O programa abordou a ordem de serviço da Secretaria de Desenvolvimento Social (Sedes), expedida no dia 19/05, e a importância da assembleia para a categoria, que ocorreu dia 27 de março.
A apresentadora Patrícia Kopp ressalta que, nas unidades com as quais a categoria tem conversado, as pessoas estão entendendo com clareza a importância de valorizar a Sedes. “Temos um quadro que mostra que podemos ter 5.500 servidores, mas atualmente contamos apenas com dois mil profissionais. Precisamos lutar para atingir esse número, para que nosso trabalho seja menos penoso e tenha um maior alcance para a população”, reforça.
A diretora de comunicação do Sindsasc afirma que há muitas propagandas positivas que refletem o trabalho dos servidores dos CRAS, CREAS, SECOMs, Sejus, restaurantes comunitários e espaços da Secretaria da Mulher. No entanto, na hora de valorizar o servidor, ele não recebe o reconhecimento merecido.
“O governo ainda espera que compensemos de uma forma que não nos deixa alternativas. Sempre buscamos o diálogo, mas ele não vem com facilidade. É injusto entregar tanto para uma gestão que não valoriza essas carreiras”, lamenta Kopp.
De acordo com o presidente do Sindsasc, Clayton Avelar, a Sedes é a carreira mais produtiva do serviço público. “Basta olhar para quantos somos e o quanto entregamos em termos de atendimento. Já que o governo adora fazer propaganda, ao menos deveria nos agradecer, mas nem isso faz. Diante de um tratamento que não é respeitoso por parte do governo, vamos à luta. Com compensação ou sem compensação, não vamos desistir de lutar”, enfatiza.

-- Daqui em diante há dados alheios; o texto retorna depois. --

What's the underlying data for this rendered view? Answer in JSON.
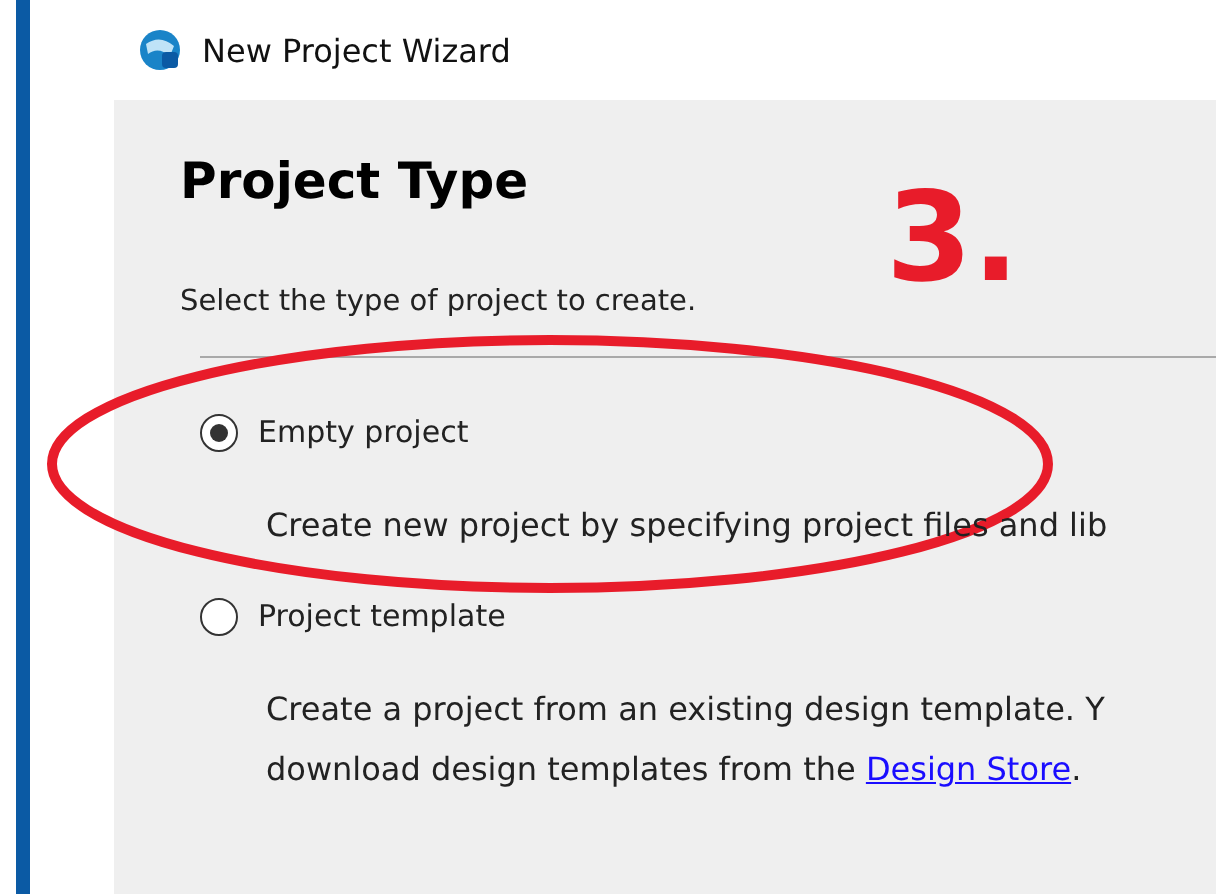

A diretora do SINDSASC e auxiliar administrativa do CRAS de Samambaia Sul, Cida Lacerda, compartilha que está há 30 anos na carreira e sempre participou de todas as greves. “Entendi que o governo não nos dá nada se não lutarmos”, relata. Patrícia complementa, dizendo que, ao participar das greves pôde perceber a importância de se fazer um movimento.
“Quando estamos em greve, não estamos descansando. Estamos prestando atenção em como as coisas estão se encaminhando politicamente e fazendo pressão para que as pautas avancem, a fim de que a categoria seja valorizada”, esclarece.
Clayton Avelar pontua que lidar com um patrão opressor faz parte da luta da classe trabalhadora. “O único instrumento que temos é a nossa união, organização e mobilização. Se não recorrermos a esse instrumento, em breve eles vão nos mandar trabalhar todos os sábados e não farão mais concursos, que é um acordo de greve que eles não estão cumprindo até agora. Portanto, não temos escolha e precisamos lutar”, enfatiza.